Рациональный скептицизм, лишая любые мировоззрения и концепции абсолютного статуса, легитимирует и перманентный пересмотр личностью своих взглядов. Зигмунд Фрейд пишет: «…надо быть готовым оставить ту дорогу, по которой мы некоторое время шли, если окажется, что она не приводит ни к чему хорошему. Только такие верующие, которые от науки ожидают замены упраздненного катехизиса, поставят в упрек исследователю постепенное развитие или даже изменение его взглядов» (1920). Подобная гибкость и недогматичность, будучи сильной стороной классической науки, оперирующей относительными и преходящими истинами, оказывает разлагающее влияние на цельность человеческой личности, этой науке подчинившейся. Ведь если личность знает, что всё, ради чего она живет и страдает сегодня, может быть пересмотрено и девальвировано завтра, — она перестает понимать стратегически: кто она и за какие высшие и безусловные ценности готова пожертвовать жизнью.

И здесь я подхожу к определенному «противоречию» в мировоззрении Маркса, на которое мы наталкиваемся при анализе его анкеты-исповеди. 3-й пункт данной анкеты гласит: «Ваше представление о счастье? — Борьба». Т.е. в 3-м пункте Маркс утверждает, что его представлением о счастье является борьба, а в 18-м — что его любимый принцип: «Подвергай всё сомнению», который, как мы убедились выше, идее борьбы противоречит. Т.е. мы видим, что Маркс пытается соединить в себе романтический дух борьбы с рационалистическим принципом сомнения, он — рационалист-романтик. Возможно ли такое или это раздвоение личности?

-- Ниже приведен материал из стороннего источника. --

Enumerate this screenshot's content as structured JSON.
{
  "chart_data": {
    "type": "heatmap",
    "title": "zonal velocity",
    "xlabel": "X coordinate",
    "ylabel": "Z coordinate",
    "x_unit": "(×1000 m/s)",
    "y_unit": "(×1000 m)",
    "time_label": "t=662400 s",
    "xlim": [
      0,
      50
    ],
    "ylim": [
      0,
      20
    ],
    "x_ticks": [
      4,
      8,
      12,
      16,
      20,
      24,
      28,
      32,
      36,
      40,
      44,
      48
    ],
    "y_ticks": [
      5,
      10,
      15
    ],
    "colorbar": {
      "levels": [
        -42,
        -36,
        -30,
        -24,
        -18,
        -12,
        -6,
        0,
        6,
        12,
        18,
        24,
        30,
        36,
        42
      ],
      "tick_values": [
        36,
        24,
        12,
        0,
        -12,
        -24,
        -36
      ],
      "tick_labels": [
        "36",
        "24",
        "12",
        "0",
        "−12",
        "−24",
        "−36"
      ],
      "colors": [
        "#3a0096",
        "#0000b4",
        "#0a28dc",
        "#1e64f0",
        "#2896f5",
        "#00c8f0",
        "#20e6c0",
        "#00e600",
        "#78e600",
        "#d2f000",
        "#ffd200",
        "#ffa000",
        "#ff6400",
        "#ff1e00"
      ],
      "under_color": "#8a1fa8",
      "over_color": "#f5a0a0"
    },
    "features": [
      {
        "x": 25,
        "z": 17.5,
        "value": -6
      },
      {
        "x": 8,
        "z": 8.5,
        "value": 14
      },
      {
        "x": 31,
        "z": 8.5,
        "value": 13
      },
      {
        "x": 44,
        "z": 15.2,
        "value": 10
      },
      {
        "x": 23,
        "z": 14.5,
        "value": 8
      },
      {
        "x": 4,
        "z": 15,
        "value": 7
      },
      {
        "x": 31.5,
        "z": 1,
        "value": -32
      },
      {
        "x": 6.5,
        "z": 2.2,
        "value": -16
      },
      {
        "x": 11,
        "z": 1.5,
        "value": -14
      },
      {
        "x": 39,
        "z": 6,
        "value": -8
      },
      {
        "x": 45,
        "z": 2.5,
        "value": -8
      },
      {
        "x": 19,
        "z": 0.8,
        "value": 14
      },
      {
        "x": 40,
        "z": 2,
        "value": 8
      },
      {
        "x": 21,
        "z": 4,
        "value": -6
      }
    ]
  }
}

Не вызывает (простите) сомнения, что для совмещения романтизма с рационализмом необходимо последний, так сказать, «ограничить в правах», превратив из крайнего в умеренный, отведя ему строго определённую роль в человеческом познании и деятельности. Т.е. нужно в каком-то смысле отойти от абсолютного рационализма Декарта, оставив разуму инструментальное значение, по формуле Ницше: «Следовало бы исключить отсюда Декарта, отца рационализма (а значит, деда революции [Французской — Н.Д.]), который признавал авторитет за одним разумом, — но разум есть только орудие, а Декарт был поверхностен [т.е. не способен видеть того, чего не видно — Н.Д.]».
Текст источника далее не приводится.